J Gastroenterol 2015;
50:167-79. [PMID:
24811328 DOI:
10.1007/s00535-014-0963-x]
[Citation(s) in RCA: 174] [Impact Index Per Article: 19.3] [Reference Citation Analysis] [Abstract] [Track Full Text] [Journal Information] [Submit a Manuscript] [Subscribe] [Scholar Register] [Received: 01/28/2014] [Accepted: 04/11/2014] [Indexed: 02/04/2023]
Abstract
BACKGROUND
Epidemiological studies demonstrate a link between gastrointestinal cancers and environmental factors such as diet. It has been suggested that environmental cancer risk is determined by the interaction between diet and microbes. Thus, the purpose of this study was to examine the hypothesis that microbiota composition during colorectal cancer (CRC) progression might differ depending on the stage of the disease.
METHODS
A total of 28 age-matched and sex-matched subjects, seven with CRC adenocarcinoma, 11 with tubular adenomas and ten healthy subjects with intact colon, were included into the study. Microbiomes from mucosal and fecal samples were analyzed with 16S ribosomal RNA gene pyrosequencing, together with quantitative PCR of specific bacteria and archaea.
RESULTS
The principal coordinates analysis clearly separated healthy tissue samples from polyps and tumors, supporting the presence of specific bacterial consortia that are associated with affected sites and that can serve as potential biomarkers of CRC progression. A higher presence of Fusobacterium nucleatum and Enterobacteriaceae was found by qPCR in samples from CRC compared to healthy controls.
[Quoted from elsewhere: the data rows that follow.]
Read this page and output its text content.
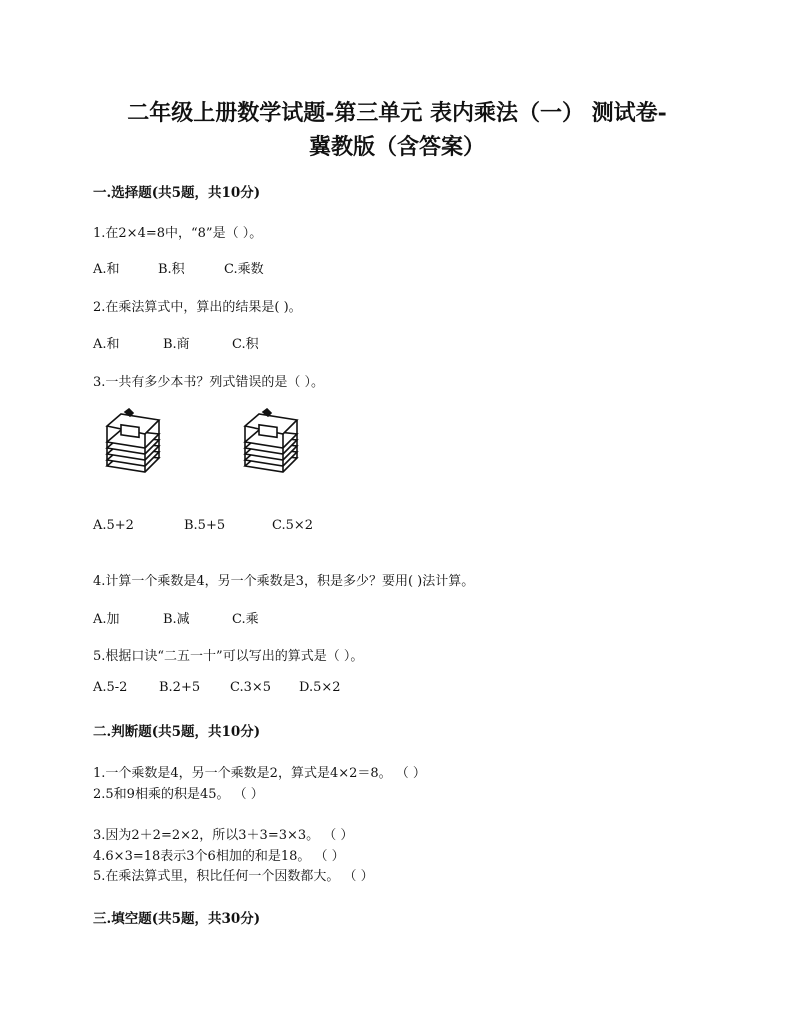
二年级上册数学试题-第三单元 表内乘法（一） 测试卷-
冀教版（含答案）
一.选择题(共5题，共10分)
1.在2×4=8中，“8”是（ ）。
A.和	B.积	C.乘数
2.在乘法算式中，算出的结果是( )。
A.和	B.商	C.积
3.一共有多少本书？列式错误的是（ ）。
A.5+2	B.5+5	C.5×2
4.计算一个乘数是4，另一个乘数是3，积是多少？要用( )法计算。
A.加	B.减	C.乘
5.根据口诀“二五一十”可以写出的算式是（ ）。
A.5-2 B.2+5 C.3×5 D.5×2
二.判断题(共5题，共10分)
1.一个乘数是4，另一个乘数是2，算式是4×2＝8。 （ ）
2.5和9相乘的积是45。 （ ）
3.因为2＋2=2×2，所以3＋3=3×3。 （ ）
4.6×3=18表示3个6相加的和是18。 （ ）
5.在乘法算式里，积比任何一个因数都大。 （ ）
三.填空题(共5题，共30分)
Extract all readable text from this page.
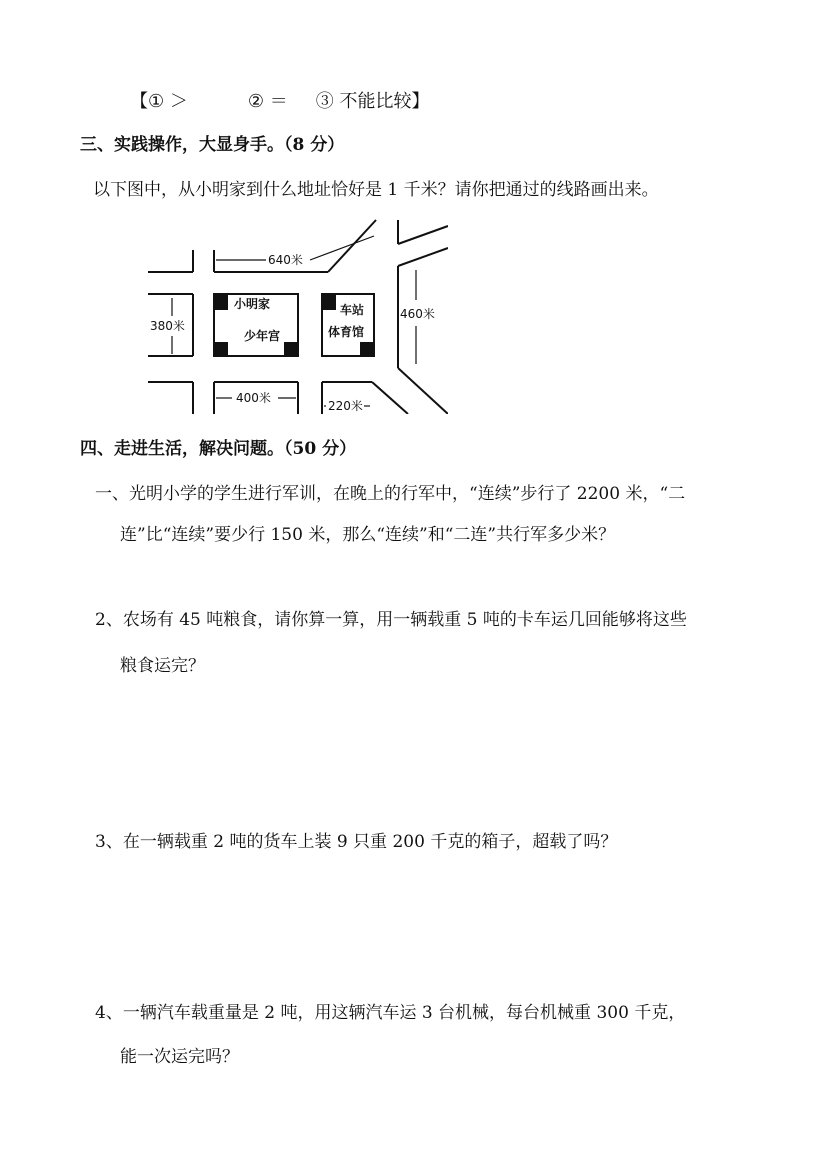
【① ＞	② ＝ ③ 不能比较】
三、实践操作，大显身手。（8 分）
以下图中，从小明家到什么地址恰好是 1 千米？请你把通过的线路画出来。
640米
380米
460米
400米
220米
小明家
少年宫
车站
体育馆
四、走进生活，解决问题。（50 分）
一、光明小学的学生进行军训，在晚上的行军中，“连续”步行了 2200 米，“二
连”比“连续”要少行 150 米，那么“连续”和“二连”共行军多少米？
2、农场有 45 吨粮食，请你算一算，用一辆载重 5 吨的卡车运几回能够将这些
粮食运完？
3、在一辆载重 2 吨的货车上装 9 只重 200 千克的箱子，超载了吗？
4、一辆汽车载重量是 2 吨，用这辆汽车运 3 台机械，每台机械重 300 千克，
能一次运完吗？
We observed a correlation between CRC process development and levels of Methanobacteriales (R = 0.537, P = 0.007) and Methanobrevibacterium (R = 0.574, P = 0.03) in fecal samples.
CONCLUSION
Differences in microbial and archaeal composition between mucosal samples from healthy and disease tissues were observed in tubular adenoma and adenocarcinoma. In addition, microbiota from mucosal samples represented the underlying dysbiosis, whereas fecal samples seem not to be appropriate to detect shifts in microbial composition. CRC risk is influenced by microbial composition, showing differences according to disease progression step and tumor severity.